Choroid Plexus Pathology

Pathology of human choroid plexus

Although the choroid plexus (ChP) has been studied intermittently for over a century, more recent studies using modern techniques of staining, visualization, and rigorous quantification are quite scant. The older literature points to numerous human ChP features that accumulate normally with age and in an accelerated fashion in neurologic diseases. These features include fibrosis of the ChP stroma and three in CPECs – vacuoles of lipid/lipofuscin, mitochondrial accumulation (“oncocytic transformation”), and Biondi bodies. Biondi bodies are poorly characterized, lipid-associated amyloid aggregates of remarkably refined and varied structure that are relatively specific to CPECs and to humans. Using our tissue repository, we are studying these and other features in human ChP from different ventricles and the relationships of these pathologies to aging and diseases.

Biondi Bodies

For these mysterious inclusions, novel methods to visualize, quantify, and categorize Biondi bodies in 2-D and 3-D have been developed. Whole slide images scanned in the ADRC Neuropathology Core are used to count and map Biondi body distributions across large expanses of ChP, while their functional impacts on CPECs are also being explored. These data are then cross correlated with patient or participant metadata such as age, gender, ethnicity, diseases (e.g. Alzheimer’s and diabetes), and genotype (e.g. APOE). In collaboration with the High-End Mass Spectrometry Core, extracts of human postmortem tissues are being used to identify the amyloidogenic protein(s) that comprise Biondi bodies.
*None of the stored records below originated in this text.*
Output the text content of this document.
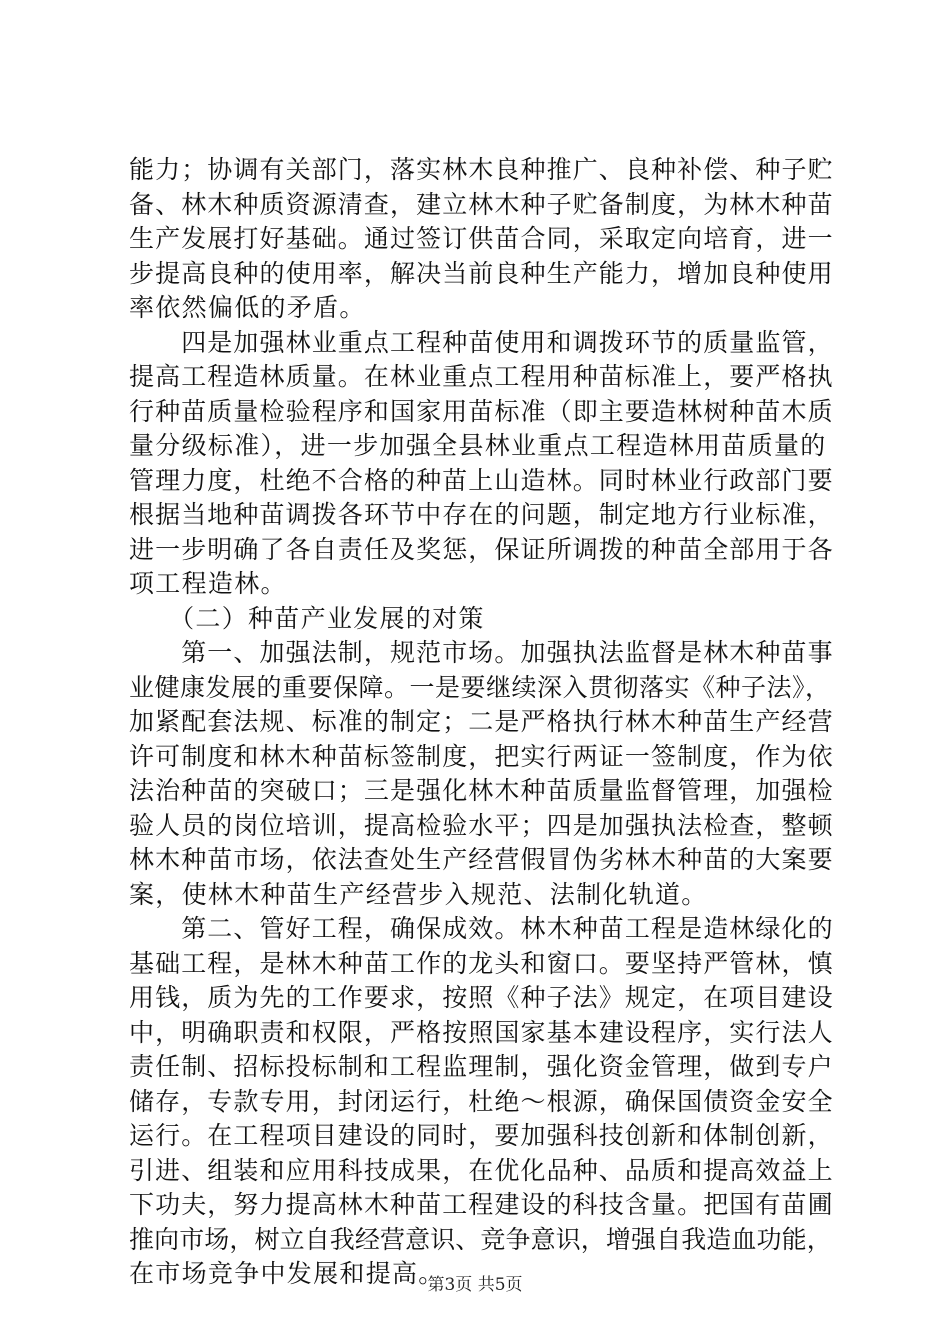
能力；协调有关部门，落实林木良种推广、良种补偿、种子贮
备、林木种质资源清查，建立林木种子贮备制度，为林木种苗
生产发展打好基础。通过签订供苗合同，采取定向培育，进一
步提高良种的使用率，解决当前良种生产能力，增加良种使用
率依然偏低的矛盾。
　　四是加强林业重点工程种苗使用和调拨环节的质量监管，
提高工程造林质量。在林业重点工程用种苗标准上，要严格执
行种苗质量检验程序和国家用苗标准（即主要造林树种苗木质
量分级标准），进一步加强全县林业重点工程造林用苗质量的
管理力度，杜绝不合格的种苗上山造林。同时林业行政部门要
根据当地种苗调拨各环节中存在的问题，制定地方行业标准，
进一步明确了各自责任及奖惩，保证所调拨的种苗全部用于各
项工程造林。
　　（二）种苗产业发展的对策
　　第一、加强法制，规范市场。加强执法监督是林木种苗事
业健康发展的重要保障。一是要继续深入贯彻落实《种子法》，
加紧配套法规、标准的制定；二是严格执行林木种苗生产经营
许可制度和林木种苗标签制度，把实行两证一签制度，作为依
法治种苗的突破口；三是强化林木种苗质量监督管理，加强检
验人员的岗位培训，提高检验水平；四是加强执法检查，整顿
林木种苗市场，依法查处生产经营假冒伪劣林木种苗的大案要
案，使林木种苗生产经营步入规范、法制化轨道。
　　第二、管好工程，确保成效。林木种苗工程是造林绿化的
基础工程，是林木种苗工作的龙头和窗口。要坚持严管林，慎
用钱，质为先的工作要求，按照《种子法》规定，在项目建设
中，明确职责和权限，严格按照国家基本建设程序，实行法人
责任制、招标投标制和工程监理制，强化资金管理，做到专户
储存，专款专用，封闭运行，杜绝～根源，确保国债资金安全
运行。在工程项目建设的同时，要加强科技创新和体制创新，
引进、组装和应用科技成果，在优化品种、品质和提高效益上
下功夫，努力提高林木种苗工程建设的科技含量。把国有苗圃
推向市场，树立自我经营意识、竞争意识，增强自我造血功能，
在市场竞争中发展和提高。
第3页 共5页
Biondi bodies. Left panel: maximal Z-projection of a confocal Z-stack showing a striking range of Biondi body morphologies (a = spear; b = crescent; c = ring; d = saturn-like; e = drop; ThS = thioflavin S; AF = autofluorescent lipid). Right panels: a whole slide image used to count and map Biondi bodies over a large expanse of choroid plexus (i = included with a Biondi body; n = not included).

Artificial Intelligence

In addition to manual approaches with a team of undergraduate and volunteer researchers, we work with the Center of Artificial Intelligence in Diagnostic Medicine (CAIDM) on convolutional neural networks to identify and characterize human ChP pathologies. These AI approaches have already proven effective in identifying Biondi bodies in both 2-D and 3-D images, closely approaching the manual annotations.

Correspondence between prevalence of Biondi bodies as a function of age when analyzed manually or by a convolutional neural network (CNN) artificial intelligence. Note the outlying data point at age 16 (untreated diabetic individual with an elevated number of Biondi bodies).